Umar Osman

Personal information
- Full name: Umar Bin Osman
- Born: 8 August 2003 (age 22) Johor, Malaysia

Sport
- Sport: Athletics
- Event: Sprinting
- Coached by: Simon Lau

Achievements and titles
- Personal best: 400 m: 46.09 NR (Chengdu 2021);

Medal record
Men's athletics
Representing Malaysia
Southeast Asian Games
| Gold medal – first place | 2023 Phnom Penh | 400m |
| Bronze medal – third place | 2023 Phnom Penh | 4x400m |

= Umar Osman =

Malaysian sprinter

Umar Osman (born 2003) is a Malaysian sprinter. He is the current Malaysian 400 metres outdoor record holder with a time of 45.73 seconds.

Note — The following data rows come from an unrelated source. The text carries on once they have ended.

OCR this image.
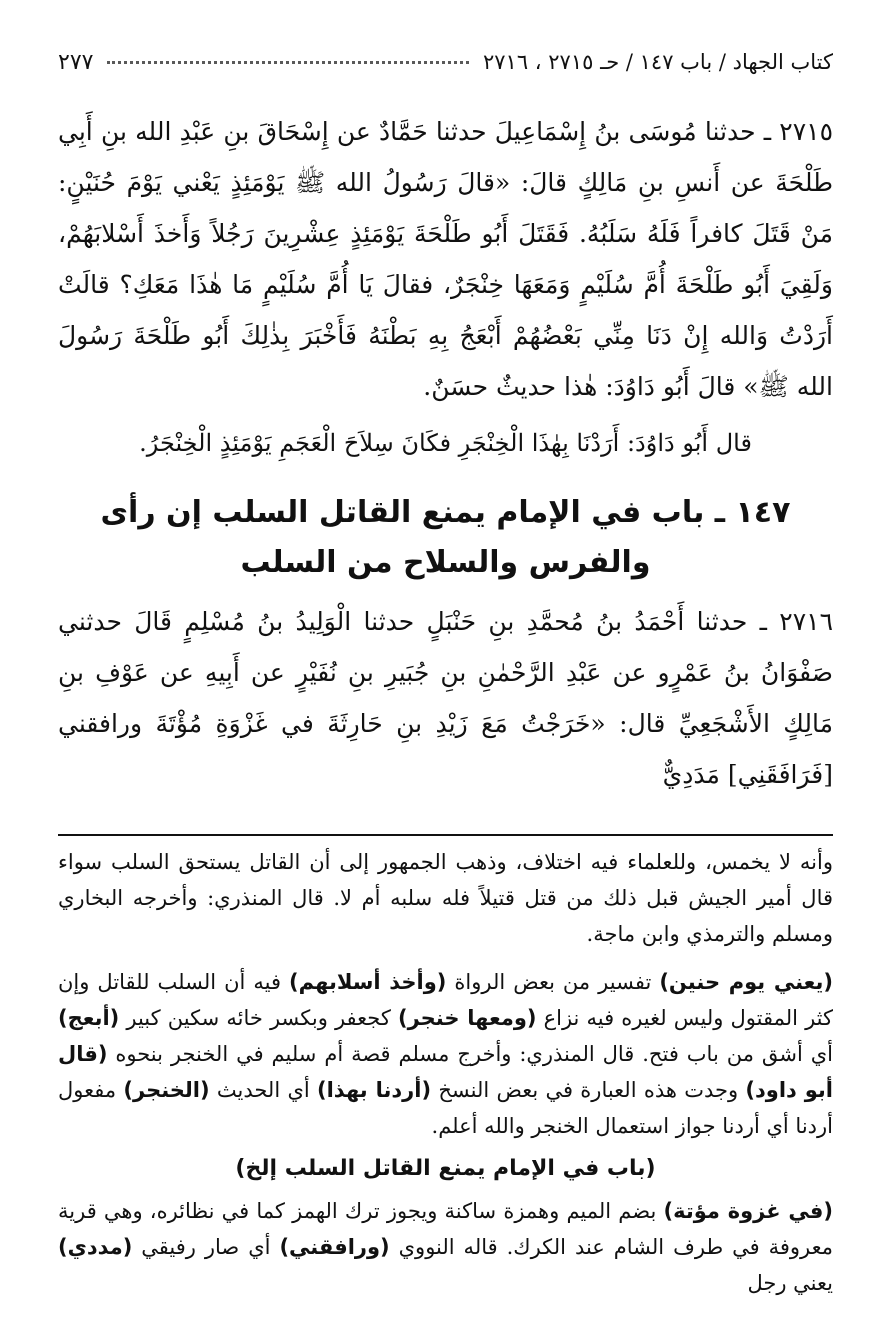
كتاب الجهاد / باب ١٤٧ / حـ ٢٧١٥ ، ٢٧١٦
٢٧٧

٢٧١٥ ـ حدثنا مُوسَى بنُ إِسْمَاعِيلَ حدثنا حَمَّادٌ عن إِسْحَاقَ بنِ عَبْدِ الله بنِ أَبِي طَلْحَةَ عن أَنسِ بنِ مَالِكٍ قالَ: «قالَ رَسُولُ الله ﷺ يَوْمَئِذٍ يَعْني يَوْمَ حُنَيْنٍ: مَنْ قَتَلَ كافراً فَلَهُ سَلَبُهُ. فَقَتَلَ أَبُو طَلْحَةَ يَوْمَئِذٍ عِشْرِينَ رَجُلاً وَأَخذَ أَسْلابَهُمْ، وَلَقِيَ أَبُو طَلْحَةَ أُمَّ سُلَيْمٍ وَمَعَهَا خِنْجَرٌ، فقالَ يَا أُمَّ سُلَيْمٍ مَا هٰذَا مَعَكِ؟ قالَتْ أَرَدْتُ وَالله إِنْ دَنَا مِنِّي بَعْضُهُمْ أَبْعَجُ بِهِ بَطْنَهُ فَأَخْبَرَ بِذٰلِكَ أَبُو طَلْحَةَ رَسُولَ الله ﷺ» قالَ أَبُو دَاوُدَ: هٰذا حديثٌ حسَنٌ.

قال أَبُو دَاوُدَ: أَرَدْنَا بِهٰذَا الْخِنْجَرِ فكَانَ سِلاَحَ الْعَجَمِ يَوْمَئِذٍ الْخِنْجَرُ.

١٤٧ ـ باب في الإمام يمنع القاتل السلب إن رأى
والفرس والسلاح من السلب

٢٧١٦ ـ حدثنا أَحْمَدُ بنُ مُحمَّدِ بنِ حَنْبَلٍ حدثنا الْوَلِيدُ بنُ مُسْلِمٍ قَالَ حدثني صَفْوَانُ بنُ عَمْرٍو عن عَبْدِ الرَّحْمٰنِ بنِ جُبَيرِ بنِ نُفَيْرٍ عن أَبِيهِ عن عَوْفِ بنِ مَالِكٍ الأَشْجَعِيِّ قال: «خَرَجْتُ مَعَ زَيْدِ بنِ حَارِثَةَ في غَزْوَةِ مُؤْتَةَ ورافقني [فَرَافَقَنِي] مَدَدِيٌّ

وأنه لا يخمس، وللعلماء فيه اختلاف، وذهب الجمهور إلى أن القاتل يستحق السلب سواء قال أمير الجيش قبل ذلك من قتل قتيلاً فله سلبه أم لا. قال المنذري: وأخرجه البخاري ومسلم والترمذي وابن ماجة.

(يعني يوم حنين) تفسير من بعض الرواة (وأخذ أسلابهم) فيه أن السلب للقاتل وإن كثر المقتول وليس لغيره فيه نزاع (ومعها خنجر) كجعفر وبكسر خائه سكين كبير (أبعج) أي أشق من باب فتح. قال المنذري: وأخرج مسلم قصة أم سليم في الخنجر بنحوه (قال أبو داود) وجدت هذه العبارة في بعض النسخ (أردنا بهذا) أي الحديث (الخنجر) مفعول أردنا أي أردنا جواز استعمال الخنجر والله أعلم.

(باب في الإمام يمنع القاتل السلب إلخ)

(في غزوة مؤتة) بضم الميم وهمزة ساكنة ويجوز ترك الهمز كما في نظائره، وهي قرية معروفة في طرف الشام عند الكرك. قاله النووي (ورافقني) أي صار رفيقي (مددي) يعني رجل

== Early life and education ==
Umar was born at Johor, Malaysia. Umar currently studies industrial design at Ibrahim Sultan Polytechnic at Pasir Gudang, Malaysia.

== Career ==
Umar trained under Simon Lau and qualified for the 2023 SEA Games. On his first SEA Games' participation, Umar won the gold medal in the men's 400m event and broke Malaysia's 400m national record. Umar also won the bronze medal in the men's 4 × 400 m event with Firdaus Zemi, Ruslem Zikry Putra Roseli and Tharshan Shanmugam with a time of 3mins 8.82s.

Following the SEA Games, Umar was unable to train regularly under Lau as Lau moved to Singapore as chief coach for the Singapore Sports School.

Umar joined Zoom Club in Singapore to participate in competitions held in Singapore and was paid to represent the club.

In July 2023, Umar failed to qualify for the finals of the 2023 Asian Athletics Championships in the men's 400m event after clocking 46.42 seconds in the semi-finals.